Toyota Issues Global Recall

Tokyo: Toyota Motor Corp. 7203.TO -1.90% said Wednesday it is recalling 7.43 million vehicles globally, including 2.47 million cars and light trucks sold in the U.S., due to a potential fire hazard involving power-window switches, a glitch on a world-wide scale that evokes the company’s much-publicized quality woes of two years ago.

The recall affects cars made between July 2005 and May 2010—including the Cay, Corolla and RAV4 SUV models—sold in Japan, North America, Europe, China, the Middle East, and Oceania, the company said.

Japan’s biggest auto maker called it the largest recall ever for a single part, although it is second to the 7.7 million vehicles Toyota recalled around the world in 2009 and 2010 targeting floor mats. The company maintains that wasn’t technically a recall in some markets, but rather a “safety campaign.”

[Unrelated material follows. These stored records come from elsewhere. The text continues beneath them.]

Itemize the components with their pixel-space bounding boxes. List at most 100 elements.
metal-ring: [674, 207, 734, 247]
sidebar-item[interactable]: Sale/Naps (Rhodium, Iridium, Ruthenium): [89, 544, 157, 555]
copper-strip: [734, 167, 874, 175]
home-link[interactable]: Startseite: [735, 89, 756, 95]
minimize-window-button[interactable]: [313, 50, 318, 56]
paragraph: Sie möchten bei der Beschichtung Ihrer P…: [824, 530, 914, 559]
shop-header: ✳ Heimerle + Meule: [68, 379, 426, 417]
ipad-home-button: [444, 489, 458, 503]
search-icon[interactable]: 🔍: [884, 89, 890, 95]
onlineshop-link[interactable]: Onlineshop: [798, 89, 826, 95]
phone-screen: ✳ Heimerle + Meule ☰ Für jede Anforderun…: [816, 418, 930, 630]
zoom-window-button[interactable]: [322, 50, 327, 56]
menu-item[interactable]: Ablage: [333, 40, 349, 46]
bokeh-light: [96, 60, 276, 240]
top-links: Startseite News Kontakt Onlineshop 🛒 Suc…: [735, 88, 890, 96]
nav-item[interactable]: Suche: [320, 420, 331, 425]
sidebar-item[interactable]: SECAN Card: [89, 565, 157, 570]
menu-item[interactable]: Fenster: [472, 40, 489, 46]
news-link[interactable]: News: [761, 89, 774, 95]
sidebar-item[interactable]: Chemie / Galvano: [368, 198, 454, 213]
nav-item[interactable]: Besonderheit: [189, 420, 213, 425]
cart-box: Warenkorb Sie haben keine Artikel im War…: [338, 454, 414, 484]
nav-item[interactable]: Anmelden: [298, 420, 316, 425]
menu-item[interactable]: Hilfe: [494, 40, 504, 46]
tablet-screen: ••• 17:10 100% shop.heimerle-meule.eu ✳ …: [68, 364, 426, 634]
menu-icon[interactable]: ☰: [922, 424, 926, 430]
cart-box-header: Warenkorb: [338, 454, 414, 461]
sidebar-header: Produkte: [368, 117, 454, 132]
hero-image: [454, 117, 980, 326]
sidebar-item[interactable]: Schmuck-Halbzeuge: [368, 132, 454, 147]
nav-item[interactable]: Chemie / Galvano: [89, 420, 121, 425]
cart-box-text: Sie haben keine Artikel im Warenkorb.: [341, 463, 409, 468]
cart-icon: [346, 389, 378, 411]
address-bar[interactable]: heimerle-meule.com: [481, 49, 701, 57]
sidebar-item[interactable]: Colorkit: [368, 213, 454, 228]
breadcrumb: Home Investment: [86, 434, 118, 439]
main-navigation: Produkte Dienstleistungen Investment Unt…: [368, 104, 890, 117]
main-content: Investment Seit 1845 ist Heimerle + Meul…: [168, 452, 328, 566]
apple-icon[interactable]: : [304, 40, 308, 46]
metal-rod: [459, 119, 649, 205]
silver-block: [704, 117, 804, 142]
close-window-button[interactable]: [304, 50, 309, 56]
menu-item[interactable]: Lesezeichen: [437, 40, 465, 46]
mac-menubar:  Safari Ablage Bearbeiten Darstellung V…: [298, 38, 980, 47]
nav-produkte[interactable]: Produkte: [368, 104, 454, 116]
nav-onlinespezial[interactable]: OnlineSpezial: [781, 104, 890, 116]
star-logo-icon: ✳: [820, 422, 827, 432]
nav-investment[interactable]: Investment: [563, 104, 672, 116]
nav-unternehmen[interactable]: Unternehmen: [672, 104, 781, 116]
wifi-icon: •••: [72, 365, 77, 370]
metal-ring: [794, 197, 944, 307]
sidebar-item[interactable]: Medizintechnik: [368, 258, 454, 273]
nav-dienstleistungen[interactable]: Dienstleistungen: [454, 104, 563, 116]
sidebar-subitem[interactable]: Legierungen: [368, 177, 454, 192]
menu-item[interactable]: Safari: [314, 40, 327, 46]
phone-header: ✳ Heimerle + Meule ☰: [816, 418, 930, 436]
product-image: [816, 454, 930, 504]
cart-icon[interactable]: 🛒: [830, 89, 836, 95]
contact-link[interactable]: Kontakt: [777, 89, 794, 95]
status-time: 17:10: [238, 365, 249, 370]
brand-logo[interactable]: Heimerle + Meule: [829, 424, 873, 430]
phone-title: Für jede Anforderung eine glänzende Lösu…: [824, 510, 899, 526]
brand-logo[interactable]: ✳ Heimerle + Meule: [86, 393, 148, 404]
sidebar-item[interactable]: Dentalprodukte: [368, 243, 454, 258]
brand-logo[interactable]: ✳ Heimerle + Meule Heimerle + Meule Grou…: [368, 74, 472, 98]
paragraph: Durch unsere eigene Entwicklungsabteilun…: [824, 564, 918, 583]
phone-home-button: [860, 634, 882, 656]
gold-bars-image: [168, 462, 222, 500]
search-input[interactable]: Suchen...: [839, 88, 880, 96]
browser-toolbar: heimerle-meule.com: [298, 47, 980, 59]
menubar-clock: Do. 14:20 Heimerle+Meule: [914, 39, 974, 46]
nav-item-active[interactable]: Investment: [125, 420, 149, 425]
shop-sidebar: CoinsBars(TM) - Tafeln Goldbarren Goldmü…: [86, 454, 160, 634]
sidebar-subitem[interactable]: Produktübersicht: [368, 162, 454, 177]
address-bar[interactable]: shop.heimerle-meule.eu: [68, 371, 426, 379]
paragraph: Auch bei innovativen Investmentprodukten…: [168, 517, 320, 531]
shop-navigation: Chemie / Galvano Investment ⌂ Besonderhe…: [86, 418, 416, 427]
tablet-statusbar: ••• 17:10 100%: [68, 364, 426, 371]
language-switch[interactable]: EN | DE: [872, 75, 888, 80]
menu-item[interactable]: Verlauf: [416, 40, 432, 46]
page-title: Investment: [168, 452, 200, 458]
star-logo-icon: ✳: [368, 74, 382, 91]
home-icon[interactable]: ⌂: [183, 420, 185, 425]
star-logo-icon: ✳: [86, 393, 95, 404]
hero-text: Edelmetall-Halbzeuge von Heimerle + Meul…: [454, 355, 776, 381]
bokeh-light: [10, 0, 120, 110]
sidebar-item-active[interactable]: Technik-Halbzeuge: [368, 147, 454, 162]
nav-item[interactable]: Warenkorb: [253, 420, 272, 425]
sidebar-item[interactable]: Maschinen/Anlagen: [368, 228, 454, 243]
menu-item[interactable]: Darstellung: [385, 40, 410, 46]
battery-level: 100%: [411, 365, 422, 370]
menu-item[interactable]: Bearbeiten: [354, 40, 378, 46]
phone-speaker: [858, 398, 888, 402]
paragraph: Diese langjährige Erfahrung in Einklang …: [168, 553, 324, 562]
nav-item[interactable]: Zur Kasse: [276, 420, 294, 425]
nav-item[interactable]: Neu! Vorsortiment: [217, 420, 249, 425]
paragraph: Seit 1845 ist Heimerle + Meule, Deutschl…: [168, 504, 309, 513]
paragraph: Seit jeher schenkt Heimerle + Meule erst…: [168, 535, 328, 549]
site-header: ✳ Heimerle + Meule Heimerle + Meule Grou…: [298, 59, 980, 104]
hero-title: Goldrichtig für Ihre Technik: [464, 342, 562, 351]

The latest recall comes as Toyota’s sales in the U.S. have begun to recover from the black eye it received after being slow to recall more than 5 million vehicles in the U.S. to fix loose floor mats, and 2.2 million cars and light trucks for accelerator pedal upgrades. Altogether, the company was forced to recall about 11 million vehicles world-wide for those issues.

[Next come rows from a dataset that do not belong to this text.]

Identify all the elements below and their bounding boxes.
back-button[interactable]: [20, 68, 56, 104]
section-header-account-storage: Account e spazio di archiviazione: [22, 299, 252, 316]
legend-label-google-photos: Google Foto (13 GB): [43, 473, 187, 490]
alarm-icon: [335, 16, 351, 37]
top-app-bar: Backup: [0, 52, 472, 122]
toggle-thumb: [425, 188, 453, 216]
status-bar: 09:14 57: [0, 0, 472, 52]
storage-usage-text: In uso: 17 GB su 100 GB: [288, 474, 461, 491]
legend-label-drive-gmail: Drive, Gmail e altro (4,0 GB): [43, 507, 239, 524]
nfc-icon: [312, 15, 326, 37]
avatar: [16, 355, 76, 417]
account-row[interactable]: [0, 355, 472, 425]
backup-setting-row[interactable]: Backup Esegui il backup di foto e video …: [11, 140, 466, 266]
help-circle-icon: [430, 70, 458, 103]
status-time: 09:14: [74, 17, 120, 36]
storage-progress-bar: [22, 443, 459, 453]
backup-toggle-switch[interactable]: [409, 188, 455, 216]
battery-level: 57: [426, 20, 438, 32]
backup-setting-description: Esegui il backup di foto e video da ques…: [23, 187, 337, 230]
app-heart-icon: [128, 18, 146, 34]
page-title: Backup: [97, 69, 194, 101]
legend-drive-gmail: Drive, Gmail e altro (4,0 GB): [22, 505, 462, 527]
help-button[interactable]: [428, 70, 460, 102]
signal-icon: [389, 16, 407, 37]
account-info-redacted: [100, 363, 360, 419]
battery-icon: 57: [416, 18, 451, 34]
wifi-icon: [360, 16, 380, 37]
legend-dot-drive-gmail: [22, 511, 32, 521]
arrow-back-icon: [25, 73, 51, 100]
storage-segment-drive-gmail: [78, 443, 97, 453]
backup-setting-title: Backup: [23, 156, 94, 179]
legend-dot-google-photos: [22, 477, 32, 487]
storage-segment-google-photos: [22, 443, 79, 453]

It adds to the auto maker’s difficulties as it and other Japanese car companies struggle with a de facto boycott of their vehicles in China, the world’s largest auto market, as a result of strained political relations between Beijing and Tokyo.

Toyota, which said it knows of no accidents or deaths stemming from the faulty parts, blamed sticky power window control-switch circuitry on the driver’s seat-door panel, which can melt if lubricants are misapplied.

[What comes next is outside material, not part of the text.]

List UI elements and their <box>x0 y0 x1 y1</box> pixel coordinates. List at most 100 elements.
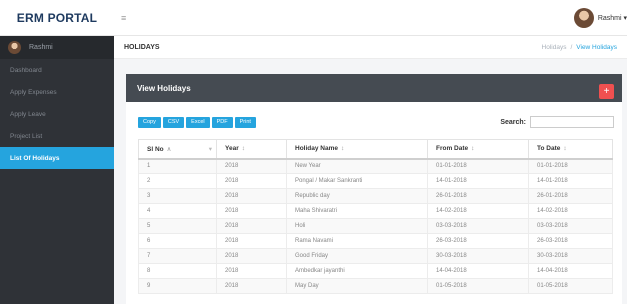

“As far as we know, there have been no reports of accidents as a result of this. We’re taking it as a protective measure,” a company spokesman said.

In an indication of the perils of relying on single suppliers for certain parts, which can reduce production costs thanks to larger volumes, Toyota said the flawed switch came from one global parts maker, which it declined to identify.

The auto maker didn’t provide cost estimates for the recall. Last year, it pegged the total cost incurred in 2010 from recalls related to accelerator pedals, floor mats and Prius model ABS brakes at ¥170 billion-¥180 billion ($2.17 billion-$2.30 billion).

The Toyota City-based car maker said it first became aware of the latest issue in September 2008, but was unable to determine the cause until now. The recall doesn’t affect any vehicles made after 2010 because of production process changes unrelated to the internal probe, it said.

After the U.S., China is the biggest market for the recall, with 1.4 million vehicles, followed by Europe at 1.39 million, the company said.

Vehicles affected by the recall include the Corolla-twin Matrix, the Vitz and Yaris subcompacts, the Scion xA and xD models, the Highlander and Sequoia SUVs and the Tundra pickup truck.

In trading on the Tokyo Stock Exchange Wednesday, Toyota’s shares fell 1.9% to ¥2,943.